REPORTAGE. Dix ans après la fermeture de leur abattoir, les ex-Gad se sont retrouvés ( OF.fr-4/11/23)

Jean-Luc et Dominique sont des anciens salariés de l’abattoir. Depuis, ils ont refait leur vie.

Le 31 octobre 2013, l’accord de fin de conflit était signé entre la direction de l’abattoir Gad à Lampaul-Guimiliau (Finistère) et les salariés de l’entreprise. Ce jour-là, 771 salariés perdaient leur travail. Dix ans plus tard, samedi 4 novembre 2023, les anciens collègues se sont retrouvés pour partager un repas à quelques mètres seulement de leur ancienne entreprise.

Par Amaury CAILLAULT

« N’oubliez jamais que ce combat était tout ce qu’il y a de plus digne. » Les larmes aux yeux, Olivier Le Bras, ancien leader de la lutte salariale à l’abattoir Gad, termine son discours. Devant lui, plus de 120 anciens salariés applaudissent.

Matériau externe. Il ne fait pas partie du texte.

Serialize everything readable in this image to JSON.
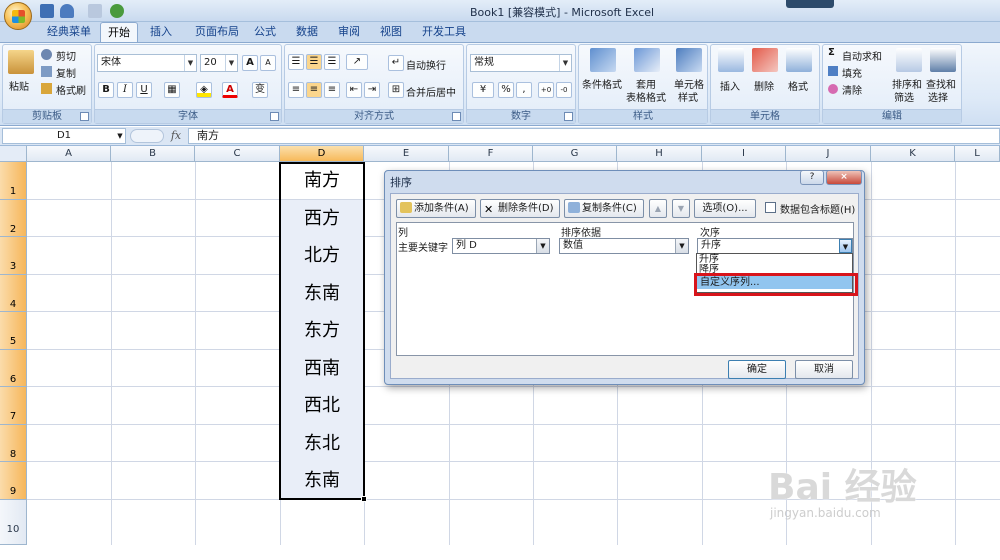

Ce sont plus de 120 anciens salariés de l’abattoir qui étaient présents ce samedi 4 novembre pour se retrouver plus de dix ans après la signature de l’accord de fin de conflit.

Dix ans après la signature de fin de conflit entre la direction de Gad et les salariés, un rassemblement était organisé, samedi 4 novembre 2023, à Lampaul-Guimiliau (Finistère), à quelques mètres seulement de l’ancienne entreprise.

Dans la salle, les souvenirs d’une époque compliquée ressurgissent. Luc Milin a passé 33 ans de sa vie dans les murs de cette locomotive économique locale : « Voir que tout tombait à l’eau a été un déchirement. »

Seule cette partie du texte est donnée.